L'appel de l'ambassadeur syrien à l'ONU intervient alors que la Russie a entamé, le 12 décembre, le retrait des troupes qu'elle avait commencé à déployer pour combattre Daesh il y a deux ans, à la demande du gouvernement syrien.

Sergueï Choïgou, ministre russe de la Défense, a annoncé ce jour que le retrait de ses unités des forces aériennes, de ses médecins militaires, de ses démineurs, d'un bataillon de police militaire, de 36 avions et de quatre hélicoptères était achevé.

Le 11 décembre, le président russe avait annoncé le début de ce retrait lors de sa visite surprise sur la base militaire de Hmeimim, estimant terminée la mission de soutien des troupes russes au gouvernement syrien. Quelques jours plus tôt, le 6 décembre, Moscou avait annoncé la libération totale de la Syrie des terroristes de Daesh.

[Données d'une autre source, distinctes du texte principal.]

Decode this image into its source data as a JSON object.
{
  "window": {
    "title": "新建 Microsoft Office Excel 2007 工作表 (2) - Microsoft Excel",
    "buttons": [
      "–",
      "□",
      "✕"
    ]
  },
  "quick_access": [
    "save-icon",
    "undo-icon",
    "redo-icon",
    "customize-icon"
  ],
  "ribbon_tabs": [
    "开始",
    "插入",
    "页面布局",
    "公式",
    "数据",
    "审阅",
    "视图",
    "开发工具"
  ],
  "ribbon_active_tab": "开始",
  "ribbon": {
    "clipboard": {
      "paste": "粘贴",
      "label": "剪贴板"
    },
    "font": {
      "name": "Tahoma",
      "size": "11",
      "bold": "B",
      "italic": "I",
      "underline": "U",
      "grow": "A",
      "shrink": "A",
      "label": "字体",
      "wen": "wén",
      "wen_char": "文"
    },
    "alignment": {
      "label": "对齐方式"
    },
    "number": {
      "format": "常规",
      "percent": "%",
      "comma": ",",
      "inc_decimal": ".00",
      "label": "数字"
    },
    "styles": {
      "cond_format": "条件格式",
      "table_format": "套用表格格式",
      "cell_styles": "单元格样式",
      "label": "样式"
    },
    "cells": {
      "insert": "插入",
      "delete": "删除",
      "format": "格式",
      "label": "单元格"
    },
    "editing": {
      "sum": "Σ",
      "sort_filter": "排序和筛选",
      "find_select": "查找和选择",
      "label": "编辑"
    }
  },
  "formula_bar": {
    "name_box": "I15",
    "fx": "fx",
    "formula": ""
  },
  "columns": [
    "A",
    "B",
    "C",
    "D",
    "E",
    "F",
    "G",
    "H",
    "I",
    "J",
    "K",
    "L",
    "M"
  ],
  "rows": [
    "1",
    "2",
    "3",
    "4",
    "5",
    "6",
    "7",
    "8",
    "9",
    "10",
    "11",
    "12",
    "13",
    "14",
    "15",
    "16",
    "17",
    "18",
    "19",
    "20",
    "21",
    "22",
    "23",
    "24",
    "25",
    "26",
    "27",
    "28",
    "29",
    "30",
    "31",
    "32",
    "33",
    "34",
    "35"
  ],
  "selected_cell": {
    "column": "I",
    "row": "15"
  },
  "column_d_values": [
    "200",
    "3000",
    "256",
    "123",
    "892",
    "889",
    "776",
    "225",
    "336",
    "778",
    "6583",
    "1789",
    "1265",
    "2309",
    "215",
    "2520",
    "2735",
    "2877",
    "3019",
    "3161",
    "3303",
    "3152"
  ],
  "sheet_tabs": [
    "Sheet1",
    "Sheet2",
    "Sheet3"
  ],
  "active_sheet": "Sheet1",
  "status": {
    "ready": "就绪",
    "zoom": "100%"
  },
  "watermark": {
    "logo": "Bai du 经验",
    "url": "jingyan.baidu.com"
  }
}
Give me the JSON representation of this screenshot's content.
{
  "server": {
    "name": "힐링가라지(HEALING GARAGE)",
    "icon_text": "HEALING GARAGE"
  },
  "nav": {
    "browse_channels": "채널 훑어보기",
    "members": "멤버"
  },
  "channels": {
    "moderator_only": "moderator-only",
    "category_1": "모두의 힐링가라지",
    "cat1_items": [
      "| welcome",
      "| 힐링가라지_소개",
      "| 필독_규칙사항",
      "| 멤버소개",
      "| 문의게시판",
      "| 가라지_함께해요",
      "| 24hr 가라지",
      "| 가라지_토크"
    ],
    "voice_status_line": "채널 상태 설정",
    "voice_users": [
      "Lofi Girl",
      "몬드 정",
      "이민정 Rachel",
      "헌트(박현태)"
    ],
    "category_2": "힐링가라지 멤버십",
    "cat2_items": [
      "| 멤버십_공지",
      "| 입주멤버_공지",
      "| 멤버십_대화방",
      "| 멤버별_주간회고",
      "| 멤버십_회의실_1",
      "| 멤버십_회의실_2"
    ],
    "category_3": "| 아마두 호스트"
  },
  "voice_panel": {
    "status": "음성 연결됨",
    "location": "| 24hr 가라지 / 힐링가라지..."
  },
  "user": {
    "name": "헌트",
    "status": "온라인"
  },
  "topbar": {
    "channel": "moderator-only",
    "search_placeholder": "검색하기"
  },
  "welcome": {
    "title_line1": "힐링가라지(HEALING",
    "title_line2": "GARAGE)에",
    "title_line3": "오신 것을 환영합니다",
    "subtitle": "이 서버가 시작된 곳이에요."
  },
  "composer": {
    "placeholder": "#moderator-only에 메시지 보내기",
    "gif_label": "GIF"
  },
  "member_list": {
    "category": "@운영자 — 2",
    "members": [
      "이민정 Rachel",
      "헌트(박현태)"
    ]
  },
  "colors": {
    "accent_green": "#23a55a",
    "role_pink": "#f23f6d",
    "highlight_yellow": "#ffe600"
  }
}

La Russie va néanmoins conserver en Syrie son Centre de réconciliation des belligérants, trois bataillons de police militaire, la base aérienne de Hmeimim et la base militaire navale de Tartous, selon des déclarations du 22 décembre du ministre russe de la Défense, Sergueï Choïgou. La veille, les députés russes avaient d'ailleurs ratifié un accord entre Moscou et Damas prévoyant l'agrandissement des installations portuaires militaires russes à Tartous.